- The Washington Times - Tuesday, June 6, 2006

Federal Reserve Chairman Ben Bernanke has long been a big fan of central-bank transparency. In his capacity as one of academia’s most respected monetary theorists throughout much of the 1990s, it’s probably fair to say that he obsessed over it.

While his predecessor, Alan Greenspan, had a once-well-deserved reputation for speaking in Delphic tones about monetary policy and the direction of short-term interest rates — legend has it that he had to ask Andrea Mitchell three times to marry him because his first two proposals were too opaque — the fact is that Mr. Greenspan’s interest-rate pronouncements had become extraordinarily transparent throughout the final years of his tenure. As an institution, so too, had the Fed. Mr. Bernanke, who was the most loquacious junior Fed governor in history (take our word for it, we’ve read his speeches), deserves a fair share of the credit for the leaps in Fed transparency that occurred during his earlier stint as a Fed governor from 2002 to 2005. To become more transparent today, the Fed would probably have to invite C-SPAN’s cameras into its policy meetings.

So it is ironic that despite his best intentions to operate as transparently as possible, Mr. Bernanke, of all people, had the misfortune of having his views misinterpreted by the markets at the beginning of his term as chairman. Our view is that the markets deluded themselves into believing that Mr. Bernanke, in his April 27 testimony before the Joint Economic Committee, had effectively guaranteed a pause in monetary-policy tightening following the Fed’s May meeting. This, mind you, despite the emphatic assertion in his prepared remarks that the Fed “will not hesitate to act when it determines that doing so is needed to foster the achievement of the Federal Reserve’s mandated objectives.”

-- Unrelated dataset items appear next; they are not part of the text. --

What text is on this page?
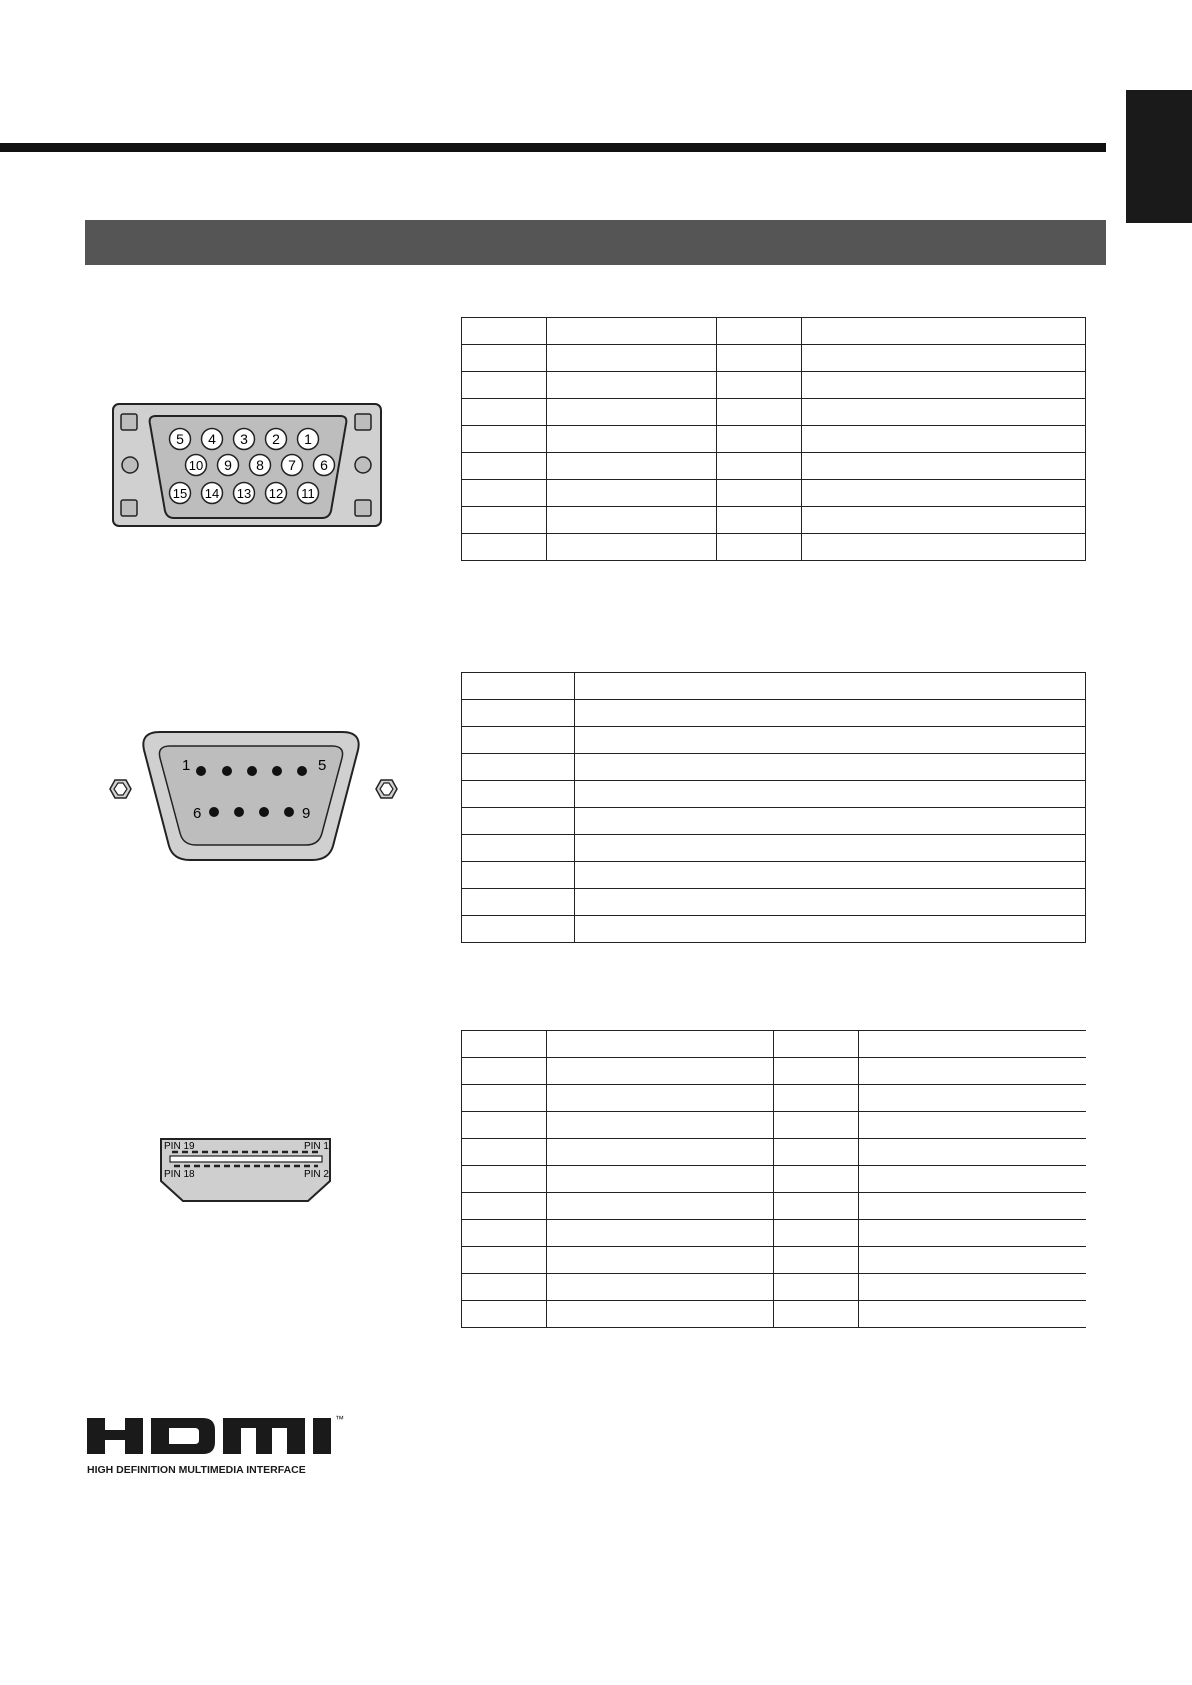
5 4 3 2 1
10 9 8 7 6
15 14 13 12 11

1	5
6	9

PIN 19	PIN 1
PIN 18	PIN 2

™
HIGH DEFINITION MULTIMEDIA INTERFACE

How much more unambiguous must he be to send the markets the message that an inflationary breakout will not be tolerated? Apparently much more so, judging by the markets’ reaction to his straightforward, unvarnished, night-follows-day remarks on Monday at the International Monetary Conference in Washington. Acting surprised by his comments, the markets tanked: The Dow Jones industrial average and the S&P; 500 shed 1.8 percent of their value, while the Nasdaq composite dropped 2.2 percent. What did Mr. Bernanke say that so ruffled the markets? “At annual rates, core inflation as measured by the consumer price index excluding food and energy prices was 3.2 percent over the past three months and 2.8 percent over the past six months.” From a man who has repeatedly told us that his core-inflation “comfort zone” was between 1 percent and 2 percent, his conclusion — “These are unwelcome developments” — should have surprised nobody.

Nothing Mr. Bernanke said was news. These worrisome data points became known on May 17, when the Labor Department released its consumer price index report for April. Clearly, the Fed has not finished its tightening cycle. The markets, however, remained mired in self-delusion.